One of the most damaging ideas to leach into the cultural bloodstream, according to Coleman, is that all unhappiness in adults is traceable to childhood trauma. Therapists have made endless mischief from this baseless and unfalsifiable assertion.
This is precisely how therapy often encourages young people to look at their lives. If your career isn't going well, if you're having trouble in relationships, if you're dissatisfied with your life, commence the hunt for hidden childhood traumas. And since parents are ultimately responsible for your childhood, any unearthed "childhood trauma" inevitably reads as an indictment of parents.
This might seem impossible, but remember this. Many practicing Muslim parents are already struggling with their children because the children are told not to do certain things in Islam, even though it is the norm for the child 8+ hours each day.
“Why can’t I listen to music?”
“Why can’t I go to the dance?”
“Why do I have to wear a hijab?”
“Why can’t I have a boyfriend?”
“Why can’t I have a girlfriend?”
“Why do I have to pray in school? Can’t I just come home and pray?”
There is already a lot of clash inside your child’s mind because they feel like they have to live two different lives.
Now imagine your children hearing the words that makes it “click” for them. Most of their problems were because of their parents. Your kids might not even go to a therapist, but now the therapist comes to them in the form of viral social media posts by so-called “experts” in the field of therapy.
Your relationship with your child was already on thin ice, and here comes a bad therapist with the ice pick. Let’s not forget your children’s’ non-Muslim friends who are already more likely to think their parents are “toxic” because they try to enforce basic rules.
The threshold for discipline and tolerance keeps dropping, and now a parent’s actions or restrictions are considered abusive over petty things.
We have to remember that cutting off the ties of kinship is a huge sin in Islam, and has severe consequences:
“And those who break the Covenant of Allah, after its ratification, and sever that which Allah has commanded to be joined (i.e., they sever the bond of kinship and are not good to their relatives), and work mischief in the land, on them is the curse (i.e., they will be far away from Allah’s Mercy); And for them is the unhappy (evil) home (i.e., Hell).”
Ar-Ra`d 13:25
Parents will make mistakes and will be hard on children and there will always be a pull and tug, but it’s no reason to literally cut them off for the rest of your life.
Of course none of these scenarios are a guarantee, and the public school child can end up being a righteous Muslim, but you have to be realistic with the statistics. Don’t turn the exception into the rule and think your child or your family are the exception and immune to the problems and desires of society.

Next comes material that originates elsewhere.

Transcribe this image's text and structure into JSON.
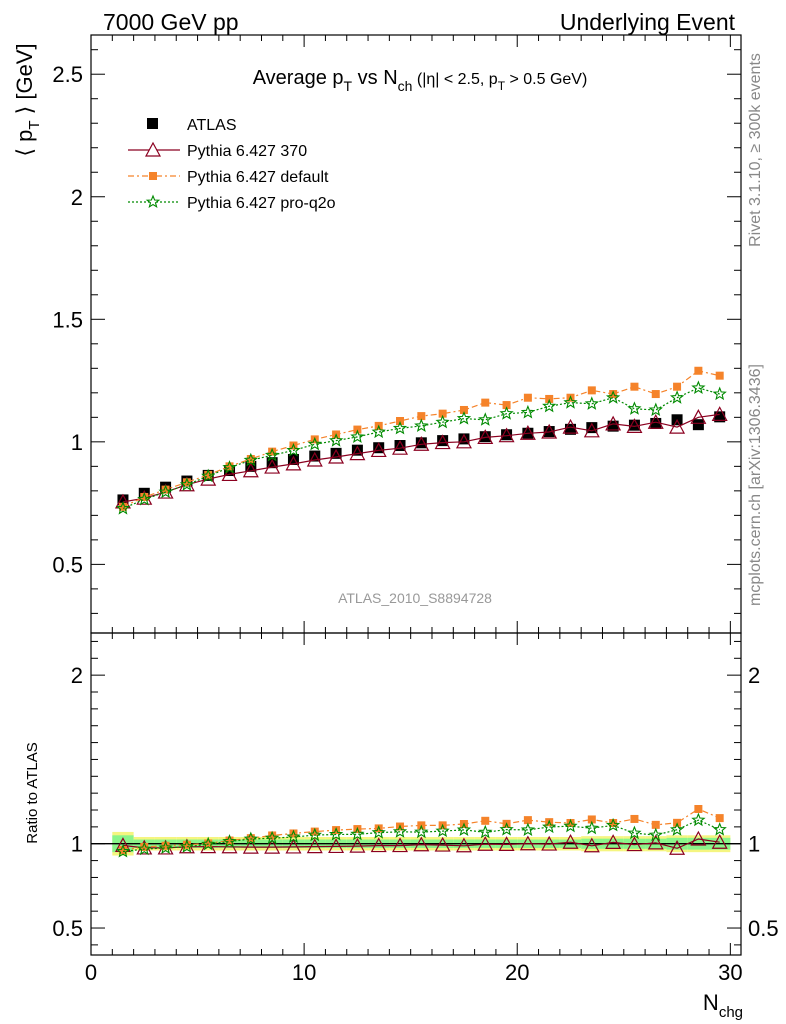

Even the Prophet ﷺ was guaranteed Jannah, but he was still told by Allah to praise his Lord and ask for forgiveness in Surah Nasr. He ﷺ took action and kept taking action till his last breath, even though he was promised Jannah. He didn’t want to be complacent and just let things go nilly willy.
Don’t ruin your relationship with your children from the start. Mothers especially need to stay at home and nourish the child and solidify that relationship between mother and child. Research has shown that babies literally mourn when their mothers are not present, and if your child is in a daycare, their relationship with you in the long run will continue to be damaged, requiring more and more effort to repair later on.
Once again, we’re talking about normal parents who make normal parenting mistakes, not parents who are sexual predators or those who abuse their children physically and emotionally.